“Self-understanding” is a term frequently found in the writings of contemporary Christian theologians - Catholic and Protestant alike.

It is used because in the modern culture of Western Europe and North America it is now nature that is believed to be the source of every human problem. And, through disciplined observation, mathematics and common rationality, it is nature that is believed to be the source for all solutions to human problems.

Nature! Self-understanding is the human expression of nature. So it is that in modernity, the act of self-understanding serves as the point in nature where religion is understood to begin.

Self-understanding consists of presumptions, beliefs about who or what deserves one’s loyalty. This belief is much more than simply an opinion - it is belief that unavoidably forms one’s behavior. It is that to which an individual holds herself or himself to be accountable. It is one’s understanding of one’s own code of obligation. These codes function so thoroughly within each individual that often they go unrecognized by those acting in accord with them.

Self-understanding is variable. In different social settings each individual understands her/himself in different ways. Each social setting entails presumptions about one’s self, some code of behavior unique to the individual in the particular setting.

In the family, individuals understand themselves one way. If it is the workplace or the school or neighborhood or community or religious institution, individuals understand themselves in other ways. The codes govern one’s belief about what she or he ought to and ought not to talk about; to whom one does and does not defer.

But for each relatively healthy adult there is one code that applies in every social setting. No matter what the setting, this code obligates; it is unconditional, the one expression of self-understanding that shepherds all others, the one that is absolute in every circumstance. The social setting for this code is the human family as a whole.

Self-understanding with all of its components is the beginning of the human’s religion. This is the point in contemporary religion’s use of modern culture to convey its message. But two more features must be acknowledged. The first has already been suggested. Self-understanding with integrity requires wakefulness, the intent to learn which presumptions actually function within an individual’s behavior. Self-understanding abides in feelings, powerful feelings often obscured by learned fears and evasive communicative habits. Awaken!

Wakefulness seeks to recognize one’s understanding one’s self. It is not an end in itself. It functions for the sake of the fundamental human responsibility; namely, to choose how one understands one’s self. Self-understanding in its wholeness entails faith, understood as wakefulness for the sake of decision - what one wills to be one’s self-understanding.

In its completeness, self-understanding exceeds the content of obligation; it is finally the responsibility to act, to create one’s own self-understanding. So it goes for the human truly accountable to one’s own task as a human.

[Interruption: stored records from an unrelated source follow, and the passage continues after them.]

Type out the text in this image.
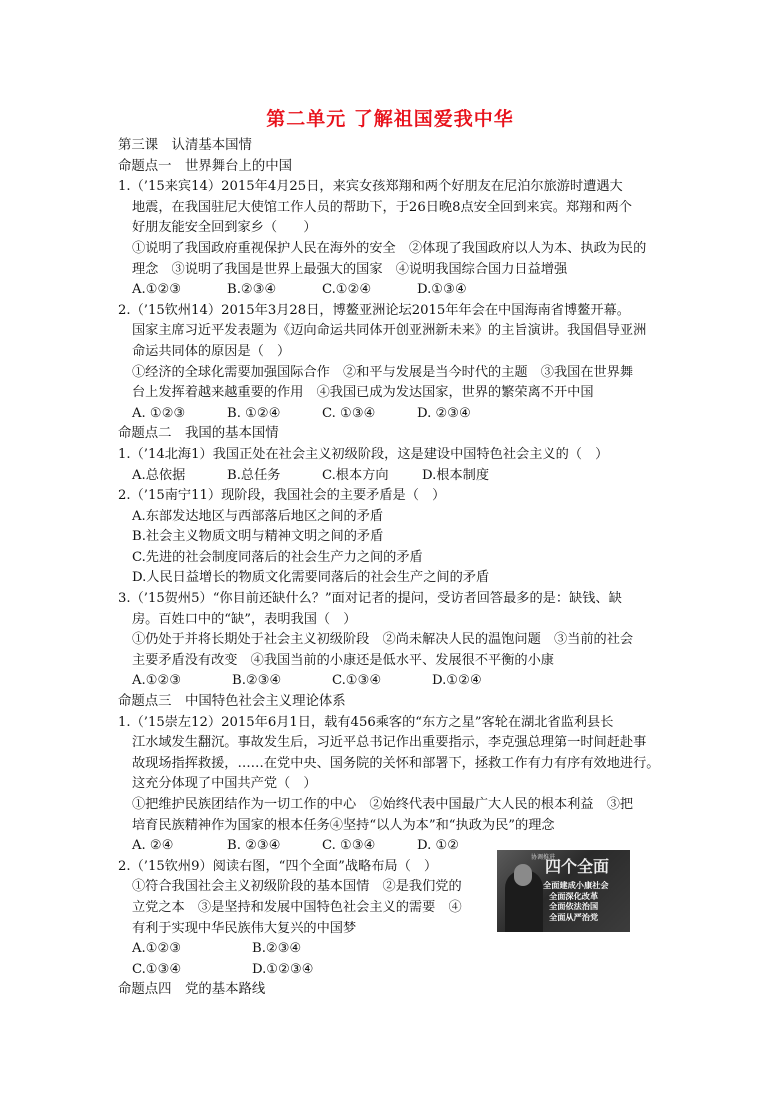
第二单元 了解祖国爱我中华
第三课　认清基本国情
命题点一　世界舞台上的中国
1.（’15来宾14）2015年4月25日，来宾女孩郑翔和两个好朋友在尼泊尔旅游时遭遇大
地震，在我国驻尼大使馆工作人员的帮助下，于26日晚8点安全回到来宾。郑翔和两个
好朋友能安全回到家乡（　　）
①说明了我国政府重视保护人民在海外的安全　②体现了我国政府以人为本、执政为民的
理念　③说明了我国是世界上最强大的国家　④说明我国综合国力日益增强
A.①②③	B.②③④	C.①②④	D.①③④
2.（’15钦州14）2015年3月28日，博鳌亚洲论坛2015年年会在中国海南省博鳌开幕。
国家主席习近平发表题为《迈向命运共同体开创亚洲新未来》的主旨演讲。我国倡导亚洲
命运共同体的原因是（　）
①经济的全球化需要加强国际合作　②和平与发展是当今时代的主题　③我国在世界舞
台上发挥着越来越重要的作用　④我国已成为发达国家，世界的繁荣离不开中国
A. ①②③	B. ①②④	C. ①③④	D. ②③④
命题点二　我国的基本国情
1.（’14北海1）我国正处在社会主义初级阶段，这是建设中国特色社会主义的（　）
A.总依据	B.总任务	C.根本方向	D.根本制度
2.（’15南宁11）现阶段，我国社会的主要矛盾是（　）
A.东部发达地区与西部落后地区之间的矛盾
B.社会主义物质文明与精神文明之间的矛盾
C.先进的社会制度同落后的社会生产力之间的矛盾
D.人民日益增长的物质文化需要同落后的社会生产之间的矛盾
3.（’15贺州5）“你目前还缺什么？”面对记者的提问，受访者回答最多的是：缺钱、缺
房。百姓口中的“缺”，表明我国（　）
①仍处于并将长期处于社会主义初级阶段　②尚未解决人民的温饱问题　③当前的社会
主要矛盾没有改变　④我国当前的小康还是低水平、发展很不平衡的小康
A.①②③	B.②③④	C.①③④	D.①②④
命题点三　中国特色社会主义理论体系
1.（’15崇左12）2015年6月1日，载有456乘客的“东方之星”客轮在湖北省监利县长
江水域发生翻沉。事故发生后，习近平总书记作出重要指示，李克强总理第一时间赶赴事
故现场指挥救援，……在党中央、国务院的关怀和部署下，拯救工作有力有序有效地进行。
这充分体现了中国共产党（　）
①把维护民族团结作为一切工作的中心　②始终代表中国最广大人民的根本利益　③把
培育民族精神作为国家的根本任务④坚持“以人为本”和“执政为民”的理念
A. ②④	B. ②③④	C. ①③④	D. ①②
2.（’15钦州9）阅读右图，“四个全面”战略布局（　）
①符合我国社会主义初级阶段的基本国情　②是我们党的
立党之本　③是坚持和发展中国特色社会主义的需要　④
有利于实现中华民族伟大复兴的中国梦
A.①②③	B.②③④
C.①③④	D.①②③④
命题点四　党的基本路线
协调推进
四个全面
全面建成小康社会
全面深化改革
全面依法治国
全面从严治党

Ducks and beagles do not bear this responsibility; only the human.

It is this inescapable and distinctively human act that religious faith addresses. Whether it is the spiritual traditions of the Anishinaabe , or that of Buddhism or Hinduism or Islam or Judaism or Christianity - all address the issue that belongs strictly to the human; namely, in every circumstance to choose one’s own understanding of one self, to decide who or what warrants accountability in absolutely every social setting.

For the first century church, it was Jesus. And for the 21st century church it is Jesus; to understand oneself as one who exists in the presence of Jesus, summoned in every instant to practice Christ like regard equally toward the neighbor and toward one self.

These comments do not claim that only one religious response to the human responsibility is the true one. Instead they confess that there is one true religious response and that there may be many. No religion is in a position to judge another, negatively or positively.

Always, however, each is in a position to judge itself - continual reform for itself and for the culture within which it functions. That too is the nature of authentic human existence.

To convey the gospel, Jesus and the primitive church used the culture of first century Palestinian society encompassed by the agrarian-peasant society gathered around the Mediterranean Sea. It is well to remember this in our interpretations of that event.

What I suggest above is that the contemporary church do the same - namely, use our culture, that of modernity, to convey the gospel. In this we author a new verse for a glorious and very old hymn.